The Breuil--M\'{e}zard conjecture when \(l \neq p\)

Let \(l\) and \(p\) be primes, let \(F/\mathbb{Q}_p\) be a finite extension with absolute Galois group \(G_F\), let \(\mathbb{F}\) be a finite field of characteristic \(l\), and let \(\bar{\rho} : G_F \rightarrow GL_n(\mathbb{F})\) be a continuous representation. Let \(R^\square(\bar{\rho})\) be the universal framed deformation ring for \(\bar{\rho}\).
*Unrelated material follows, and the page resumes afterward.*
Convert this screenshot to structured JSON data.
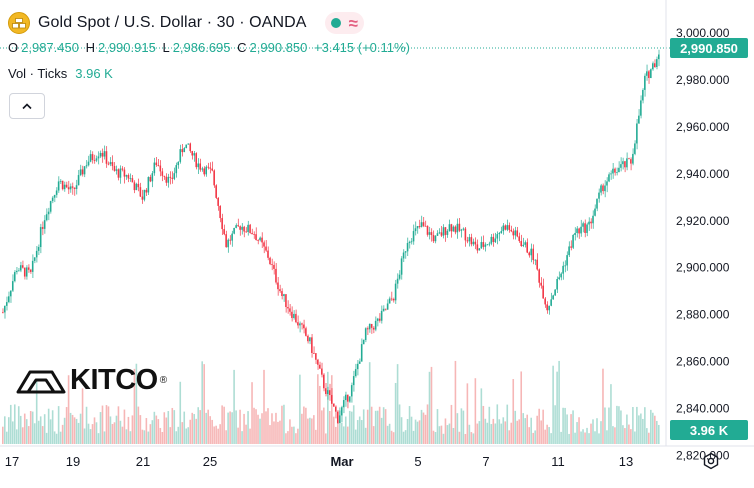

If \(l = p\), then the Breuil--M\'{e}zard conjecture (as formulated by Emerton and Gee) relates the mod \(l\) reduction of certain cycles in \(R^\square(\bar{\rho})\) to the mod \(l\) reduction of certain representations of \(GL_n(\mathcal{O}_F)\). We state an analogue of the Breuil--M\'{e}zard conjecture when \(l \neq p\), and prove it whenever \(l > 2\) using automorphy lifting theorems. We give a local proof when \(l\) is "quasi-banal" for \(F\) and \(\bar{\rho}\) is tamely ramified. We also analyse the reduction modulo \(l\) of the types \(\sigma(\tau)\) defined by Schneider and Zink.